More than just the tonal awkwardness of such a disinterest in humanity, the monsters are softened by a context like this. With no human toll comes no tension. One thing Godzilla Minus One proved was that Godzilla works best as a figure of terror. And when Godzilla isn't permitted to represent this by the script, their foe at least should. But the enemy titans of this movie are pretty pathetic on that front too, even with the powers they wield. No creature is drawn in a way that could cast them as a credible threat to anything we care about. What’s left are a collection of giant monsters (who appear so infrequently next to humans that they don’t register for stretches of the film as giants at all) forced to carry the stakes themselves and being thoroughly unable to do so. Had the movie played up more a factor like Kong’s age (a lot of his hair is grey and early scenes seem to suggest he’s not as fit as he once was), some part of the conflict and drama could work -but it simply never takes advantage.
That may be part of the intent though. Some might look at the movie and discern all it needs to be is a monster fight movie -at which it is also a failure due to the fights coming very infrequently and condensed mostly to the end, where granted there is some decent action and creative carnage.

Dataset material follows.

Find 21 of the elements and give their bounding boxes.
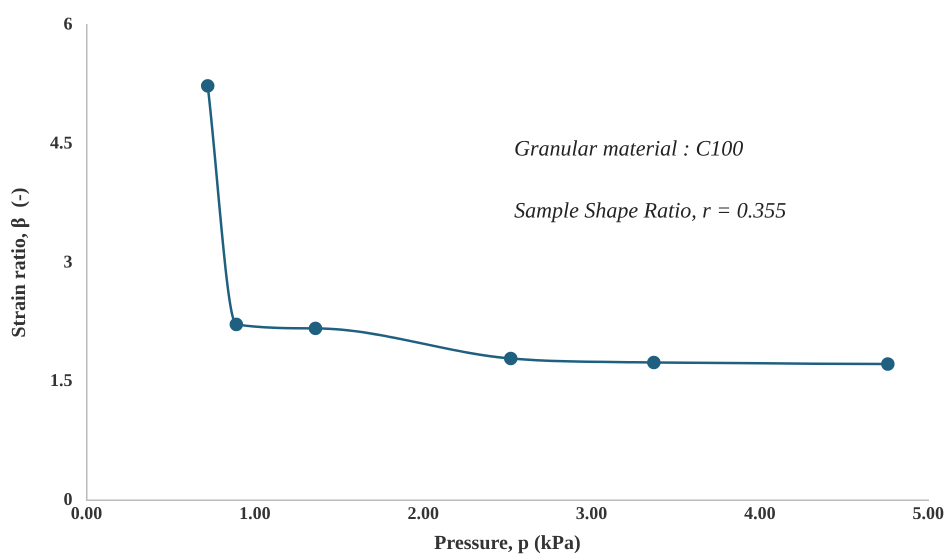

It plays a lot of the notes you would want and expect from a movie like this, especially when Kong and Godzilla once more team up. But again, it doesn’t provide a whole lot that the last movie wasn’t able to. And still every scene, inside the action and out, seems constructed so as to maximize generic commercial appeal. Every broad situation and plot point, every relationship dynamic, every trail of dialogue, down to every move by the monsters in their epic showdowns. The script is credited to three very different writers (including former Disney and DreamWorks scribe Terry Rossio), yet it is entirely bereft of personality in its cynical transparency -it doesn’t even pretend to care about Henry or Stevens’ characters once the climax is under way.

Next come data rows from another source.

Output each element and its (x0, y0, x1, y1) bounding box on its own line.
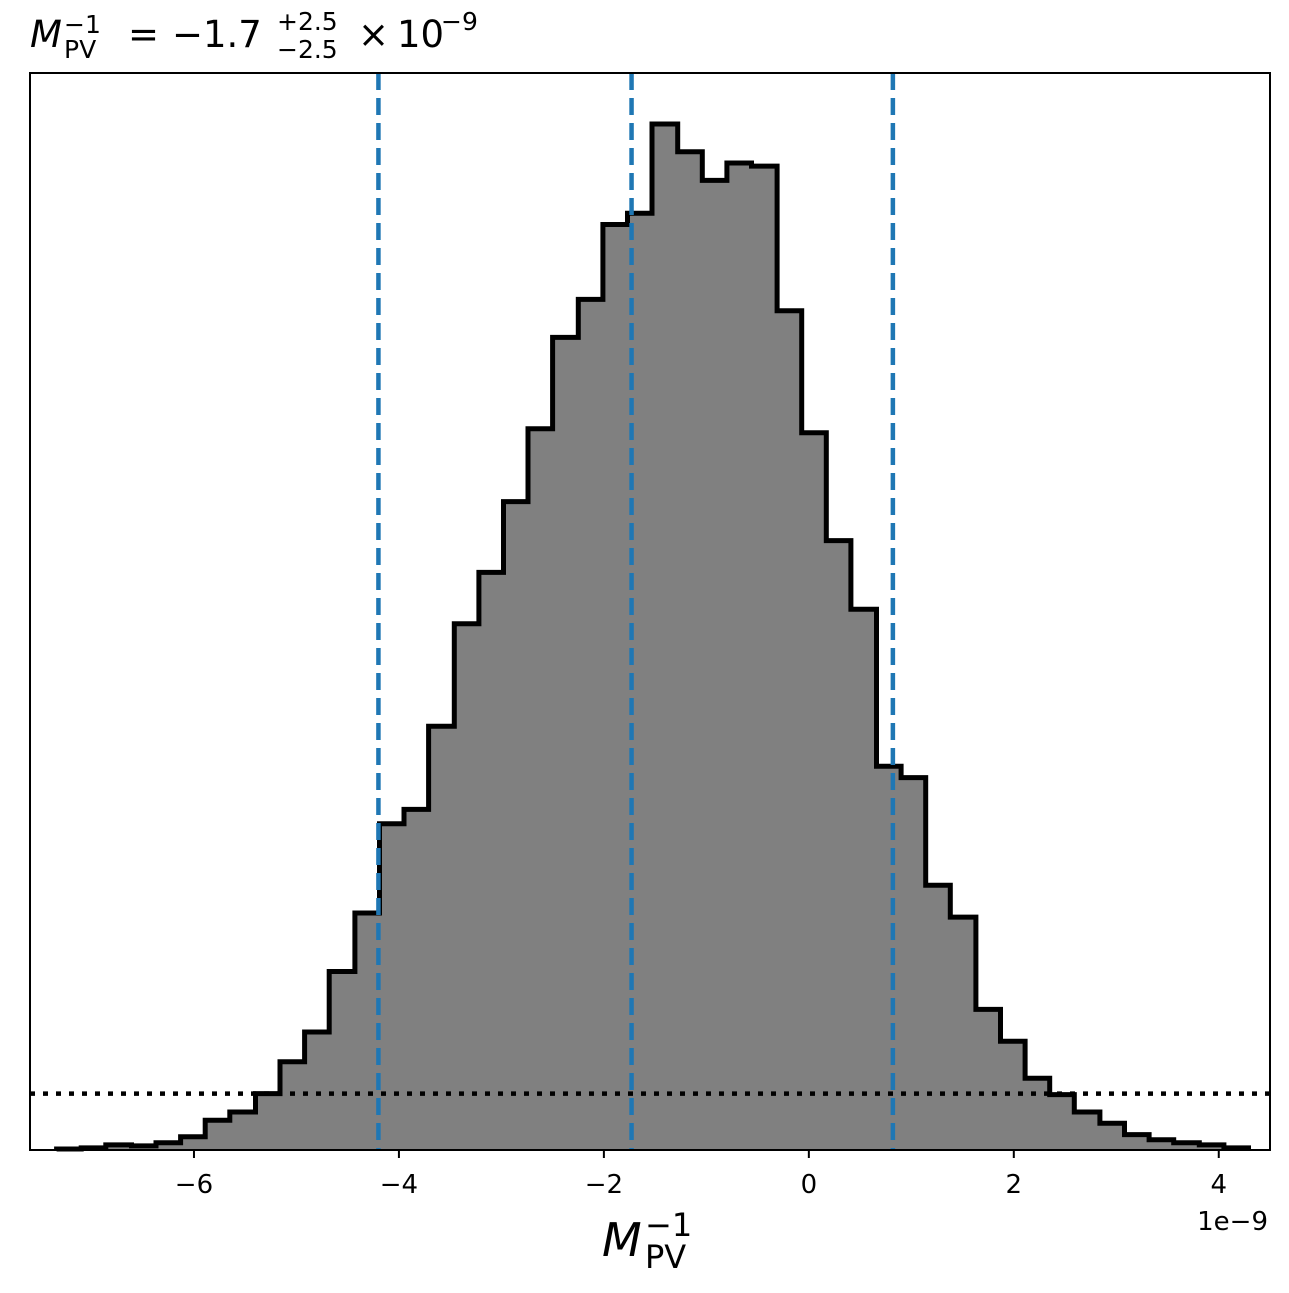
histogram-outline (54, 121, 1251, 1152)
x-tick-label: 2 (1006, 1170, 1023, 1200)
x-tick-label: 4 (1210, 1170, 1227, 1200)
title-base: 10 (397, 13, 444, 56)
title-symbol: M (30, 13, 62, 56)
chart-title: M−1 PV = −1.7 +2.5 −2.5 × 10−9 (30, 7, 478, 64)
x-tick-label: −4 (380, 1170, 418, 1200)
histogram-fill (56, 124, 1249, 1150)
title-sub: PV (64, 35, 96, 64)
x-offset-label: 1e−9 (1197, 1207, 1268, 1237)
title-exponent: −9 (441, 7, 478, 36)
quantile-lines (376, 73, 896, 1150)
title-median: −1.7 (172, 13, 262, 56)
plot-area (30, 73, 1270, 1152)
title-plus: +2.5 (277, 7, 338, 36)
x-tick-label: −2 (585, 1170, 623, 1200)
x-axis-ticks: −6 −4 −2 0 2 4 (175, 1150, 1227, 1200)
x-tick-label: −6 (175, 1170, 213, 1200)
title-sup: −1 (64, 10, 101, 39)
axes-frame (29, 72, 1271, 1151)
x-tick-label: 0 (801, 1170, 818, 1200)
xlabel-sup: −1 (645, 1206, 692, 1244)
x-axis-label: M −1 PV (602, 1206, 692, 1276)
xlabel-symbol: M (602, 1213, 642, 1267)
title-times: × (358, 13, 389, 56)
title-equals: = (128, 13, 159, 56)
xlabel-sub: PV (645, 1238, 686, 1276)
title-minus: −2.5 (277, 35, 338, 64)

The status quo at the end is exactly as it was at the close of the last movie. And fitting to that lack of movement, Godzilla x Kong accomplishes nothing -it is a $135 million excuse for Legendary and Warner Bros. to maintain the marketability of one of the few non-Marvel cinematic universes that hasn’t yet crumbled to dust, without the effort or courage to do something different or compelling. Japan’s just going to have to keep that ball rolling instead for the foreseeable future.